The news sent its shares down 6% on Wall Street last night.
While the company's focus on its advertising and payments business and a simpler e-commerce platform have benefited its business, Amazon remains a favourite online shopping destination for most consumers.
The rise of Canada's Shopify, which smashed earnings estimates earlier this week, has also piled on the pressure on eBay.
"Many companies are seeing growth off of the Covid-19 accelerated numbers.

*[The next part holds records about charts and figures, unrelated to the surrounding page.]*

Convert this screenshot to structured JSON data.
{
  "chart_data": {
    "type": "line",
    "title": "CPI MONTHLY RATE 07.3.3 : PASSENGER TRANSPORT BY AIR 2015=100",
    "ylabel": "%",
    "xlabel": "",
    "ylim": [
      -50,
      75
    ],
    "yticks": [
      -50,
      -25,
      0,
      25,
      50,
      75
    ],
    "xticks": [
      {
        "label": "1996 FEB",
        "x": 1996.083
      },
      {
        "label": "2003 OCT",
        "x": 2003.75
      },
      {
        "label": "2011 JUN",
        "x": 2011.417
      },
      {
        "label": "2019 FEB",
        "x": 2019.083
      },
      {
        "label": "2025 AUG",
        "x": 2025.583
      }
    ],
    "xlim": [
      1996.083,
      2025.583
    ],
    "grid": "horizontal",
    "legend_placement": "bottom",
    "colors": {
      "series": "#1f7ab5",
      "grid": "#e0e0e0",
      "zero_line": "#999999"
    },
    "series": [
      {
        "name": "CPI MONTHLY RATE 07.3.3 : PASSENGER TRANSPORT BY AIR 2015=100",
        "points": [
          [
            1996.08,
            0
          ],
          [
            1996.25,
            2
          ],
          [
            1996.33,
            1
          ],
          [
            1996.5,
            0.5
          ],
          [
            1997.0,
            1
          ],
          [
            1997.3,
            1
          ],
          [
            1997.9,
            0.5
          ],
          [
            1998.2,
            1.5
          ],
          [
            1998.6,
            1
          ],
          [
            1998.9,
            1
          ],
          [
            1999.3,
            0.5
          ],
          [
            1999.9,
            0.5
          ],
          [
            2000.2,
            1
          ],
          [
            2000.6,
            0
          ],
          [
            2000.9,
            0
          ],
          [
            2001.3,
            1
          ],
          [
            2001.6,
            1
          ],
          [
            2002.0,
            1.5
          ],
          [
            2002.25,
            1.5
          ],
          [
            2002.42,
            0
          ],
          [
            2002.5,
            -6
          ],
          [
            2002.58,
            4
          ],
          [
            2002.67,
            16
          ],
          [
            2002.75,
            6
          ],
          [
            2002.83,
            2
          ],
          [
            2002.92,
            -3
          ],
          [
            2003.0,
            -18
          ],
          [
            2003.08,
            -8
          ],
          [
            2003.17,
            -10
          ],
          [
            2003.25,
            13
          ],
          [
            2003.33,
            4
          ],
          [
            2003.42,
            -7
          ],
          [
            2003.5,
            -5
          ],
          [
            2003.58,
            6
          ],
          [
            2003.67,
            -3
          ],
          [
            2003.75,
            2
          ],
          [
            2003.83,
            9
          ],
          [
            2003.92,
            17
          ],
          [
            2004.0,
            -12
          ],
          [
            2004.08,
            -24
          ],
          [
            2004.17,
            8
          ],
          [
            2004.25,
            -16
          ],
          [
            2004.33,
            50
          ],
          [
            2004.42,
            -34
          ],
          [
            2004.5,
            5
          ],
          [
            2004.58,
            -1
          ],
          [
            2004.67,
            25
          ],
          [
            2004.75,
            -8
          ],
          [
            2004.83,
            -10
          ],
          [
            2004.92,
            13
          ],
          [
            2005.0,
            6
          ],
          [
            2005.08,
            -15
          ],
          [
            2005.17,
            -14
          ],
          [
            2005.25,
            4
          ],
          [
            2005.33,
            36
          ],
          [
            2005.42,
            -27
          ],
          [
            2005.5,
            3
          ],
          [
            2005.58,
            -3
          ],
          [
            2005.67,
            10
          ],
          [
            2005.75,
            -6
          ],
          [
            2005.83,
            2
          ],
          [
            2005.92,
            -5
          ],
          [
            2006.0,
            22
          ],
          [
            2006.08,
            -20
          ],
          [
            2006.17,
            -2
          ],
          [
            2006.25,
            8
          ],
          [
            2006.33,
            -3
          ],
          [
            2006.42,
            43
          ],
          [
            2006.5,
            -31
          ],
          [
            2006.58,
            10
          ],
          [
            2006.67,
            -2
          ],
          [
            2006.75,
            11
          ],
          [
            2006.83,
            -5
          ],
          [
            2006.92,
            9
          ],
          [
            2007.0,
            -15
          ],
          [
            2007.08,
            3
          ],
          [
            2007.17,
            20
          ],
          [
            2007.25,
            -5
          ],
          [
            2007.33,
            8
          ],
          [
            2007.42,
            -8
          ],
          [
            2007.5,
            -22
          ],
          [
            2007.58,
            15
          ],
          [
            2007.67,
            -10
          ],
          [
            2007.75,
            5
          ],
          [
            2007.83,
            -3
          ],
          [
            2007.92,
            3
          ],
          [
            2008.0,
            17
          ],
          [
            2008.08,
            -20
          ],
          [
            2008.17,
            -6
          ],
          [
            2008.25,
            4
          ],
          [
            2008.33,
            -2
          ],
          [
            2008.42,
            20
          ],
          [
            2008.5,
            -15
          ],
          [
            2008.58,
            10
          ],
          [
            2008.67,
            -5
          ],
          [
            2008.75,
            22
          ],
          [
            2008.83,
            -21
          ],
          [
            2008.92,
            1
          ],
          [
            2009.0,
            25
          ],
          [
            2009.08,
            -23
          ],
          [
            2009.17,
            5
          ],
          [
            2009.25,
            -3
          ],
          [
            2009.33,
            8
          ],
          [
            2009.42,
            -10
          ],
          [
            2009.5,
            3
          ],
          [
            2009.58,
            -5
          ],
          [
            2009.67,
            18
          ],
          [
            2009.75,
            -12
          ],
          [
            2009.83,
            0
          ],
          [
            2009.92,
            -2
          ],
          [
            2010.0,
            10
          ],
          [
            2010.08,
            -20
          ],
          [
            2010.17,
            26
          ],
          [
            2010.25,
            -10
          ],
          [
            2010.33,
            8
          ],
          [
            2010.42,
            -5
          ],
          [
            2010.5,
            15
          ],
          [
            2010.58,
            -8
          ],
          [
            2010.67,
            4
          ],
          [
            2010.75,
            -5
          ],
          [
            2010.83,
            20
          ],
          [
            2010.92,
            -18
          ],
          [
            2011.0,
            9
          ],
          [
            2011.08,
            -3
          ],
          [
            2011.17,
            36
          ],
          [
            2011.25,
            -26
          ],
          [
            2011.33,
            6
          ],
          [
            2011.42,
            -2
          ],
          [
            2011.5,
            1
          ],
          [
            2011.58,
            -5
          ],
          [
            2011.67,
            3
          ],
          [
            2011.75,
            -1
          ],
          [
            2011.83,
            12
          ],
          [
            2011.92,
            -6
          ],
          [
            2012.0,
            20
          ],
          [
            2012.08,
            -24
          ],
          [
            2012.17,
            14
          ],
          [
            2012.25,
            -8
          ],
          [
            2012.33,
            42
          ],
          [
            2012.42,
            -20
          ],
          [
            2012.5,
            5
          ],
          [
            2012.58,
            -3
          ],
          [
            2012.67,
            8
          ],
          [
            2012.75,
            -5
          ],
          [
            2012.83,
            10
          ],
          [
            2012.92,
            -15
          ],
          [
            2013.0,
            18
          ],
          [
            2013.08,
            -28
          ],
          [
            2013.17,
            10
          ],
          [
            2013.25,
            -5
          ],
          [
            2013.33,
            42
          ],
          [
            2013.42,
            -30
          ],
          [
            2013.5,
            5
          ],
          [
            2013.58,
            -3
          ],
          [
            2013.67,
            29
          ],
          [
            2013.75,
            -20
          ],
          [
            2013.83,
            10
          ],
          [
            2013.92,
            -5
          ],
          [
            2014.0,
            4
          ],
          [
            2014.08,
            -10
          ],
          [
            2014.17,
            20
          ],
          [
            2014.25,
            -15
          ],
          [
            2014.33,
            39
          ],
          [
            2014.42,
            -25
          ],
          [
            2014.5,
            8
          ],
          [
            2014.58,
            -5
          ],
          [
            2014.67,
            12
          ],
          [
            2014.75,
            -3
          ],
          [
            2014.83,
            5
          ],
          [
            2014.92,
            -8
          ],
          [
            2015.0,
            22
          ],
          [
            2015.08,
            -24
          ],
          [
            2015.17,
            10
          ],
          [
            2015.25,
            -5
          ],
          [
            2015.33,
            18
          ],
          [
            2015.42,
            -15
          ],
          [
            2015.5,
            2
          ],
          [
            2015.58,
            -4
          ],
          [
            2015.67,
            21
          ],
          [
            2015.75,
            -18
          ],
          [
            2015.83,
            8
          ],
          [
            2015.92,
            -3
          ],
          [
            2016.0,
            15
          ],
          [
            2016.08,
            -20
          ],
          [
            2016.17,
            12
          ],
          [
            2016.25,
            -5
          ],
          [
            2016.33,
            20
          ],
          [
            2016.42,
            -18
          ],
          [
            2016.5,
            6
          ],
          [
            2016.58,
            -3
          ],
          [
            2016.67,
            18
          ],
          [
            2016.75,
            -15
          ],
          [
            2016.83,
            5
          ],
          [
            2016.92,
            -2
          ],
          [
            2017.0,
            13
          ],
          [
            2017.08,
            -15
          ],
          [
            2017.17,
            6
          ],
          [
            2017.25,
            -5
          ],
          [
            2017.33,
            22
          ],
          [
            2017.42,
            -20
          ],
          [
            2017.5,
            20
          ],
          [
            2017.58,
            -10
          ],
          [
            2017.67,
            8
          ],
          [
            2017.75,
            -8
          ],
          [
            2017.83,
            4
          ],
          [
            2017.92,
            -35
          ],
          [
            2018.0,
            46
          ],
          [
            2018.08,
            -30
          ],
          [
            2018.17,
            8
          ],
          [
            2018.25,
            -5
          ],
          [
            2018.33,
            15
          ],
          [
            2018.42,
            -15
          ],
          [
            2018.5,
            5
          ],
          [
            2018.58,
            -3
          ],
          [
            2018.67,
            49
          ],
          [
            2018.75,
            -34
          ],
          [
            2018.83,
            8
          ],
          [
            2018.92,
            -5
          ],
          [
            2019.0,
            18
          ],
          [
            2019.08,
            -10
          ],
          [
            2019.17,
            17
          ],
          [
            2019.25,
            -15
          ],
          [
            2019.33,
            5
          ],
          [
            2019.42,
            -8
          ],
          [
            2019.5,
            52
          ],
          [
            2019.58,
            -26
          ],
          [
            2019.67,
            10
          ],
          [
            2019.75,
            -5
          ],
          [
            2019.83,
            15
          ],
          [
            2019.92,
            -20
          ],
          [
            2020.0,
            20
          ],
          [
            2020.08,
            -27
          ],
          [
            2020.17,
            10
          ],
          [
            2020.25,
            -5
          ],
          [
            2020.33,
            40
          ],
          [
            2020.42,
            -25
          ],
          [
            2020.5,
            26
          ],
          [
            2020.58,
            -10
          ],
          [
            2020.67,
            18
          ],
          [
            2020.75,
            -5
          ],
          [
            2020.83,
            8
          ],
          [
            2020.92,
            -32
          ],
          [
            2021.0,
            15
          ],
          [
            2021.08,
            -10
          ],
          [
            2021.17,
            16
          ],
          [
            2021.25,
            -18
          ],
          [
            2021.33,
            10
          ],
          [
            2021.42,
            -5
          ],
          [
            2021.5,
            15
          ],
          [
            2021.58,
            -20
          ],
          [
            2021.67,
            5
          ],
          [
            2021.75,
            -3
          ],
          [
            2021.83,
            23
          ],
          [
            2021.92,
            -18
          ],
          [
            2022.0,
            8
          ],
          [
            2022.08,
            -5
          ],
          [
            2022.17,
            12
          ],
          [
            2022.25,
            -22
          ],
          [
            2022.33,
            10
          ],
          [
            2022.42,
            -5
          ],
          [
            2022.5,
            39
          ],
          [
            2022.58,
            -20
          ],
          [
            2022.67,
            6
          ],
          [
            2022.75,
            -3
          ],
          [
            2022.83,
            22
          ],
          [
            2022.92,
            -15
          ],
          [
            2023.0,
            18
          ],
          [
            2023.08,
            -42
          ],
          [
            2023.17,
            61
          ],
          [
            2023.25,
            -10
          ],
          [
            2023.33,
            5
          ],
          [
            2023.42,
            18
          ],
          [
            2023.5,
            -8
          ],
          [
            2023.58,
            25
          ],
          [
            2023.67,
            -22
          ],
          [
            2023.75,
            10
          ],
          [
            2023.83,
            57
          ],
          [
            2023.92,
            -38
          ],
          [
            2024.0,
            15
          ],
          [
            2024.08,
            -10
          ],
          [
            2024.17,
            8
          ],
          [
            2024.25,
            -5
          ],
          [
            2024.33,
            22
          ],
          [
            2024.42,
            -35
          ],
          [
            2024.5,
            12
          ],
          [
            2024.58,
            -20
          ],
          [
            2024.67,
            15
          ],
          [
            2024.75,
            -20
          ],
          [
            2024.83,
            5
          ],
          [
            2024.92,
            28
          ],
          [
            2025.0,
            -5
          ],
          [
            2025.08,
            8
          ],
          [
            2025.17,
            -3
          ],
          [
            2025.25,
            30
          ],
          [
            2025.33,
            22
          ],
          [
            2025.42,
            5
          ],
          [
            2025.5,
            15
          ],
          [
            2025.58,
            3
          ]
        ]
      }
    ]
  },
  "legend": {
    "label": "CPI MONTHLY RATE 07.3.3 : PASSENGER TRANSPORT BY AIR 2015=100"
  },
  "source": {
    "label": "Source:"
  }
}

So this is a relative challenge for eBay to not be able to fully hang on to the gains from the pandemic," Wedbush analyst Ygal Arounian said.
EBay said it expected current-quarter adjusted profit in the range of 91 cents to 96 cents per share, below a Refinitiv IBES estimate of $1.02 per share.
Its revenue rose 40% to $3.02 billion in the first quarter, beating expectations of $2.97 billion, thanks to the surge in online shopping during the Covid-19 crisis.
The e-commerce boom, however, is expected to slow as vaccine rollouts and easing restrictions in the US encourage shoppers to return to brick-and-mortar stores.
"We are right on track to where we want to be from an overall margin standpoint of the business," chief executive Jamie Iannone said in an interview.
The company's operating margin rose to 27.9% in the quarter, from 26.5% a year earlier.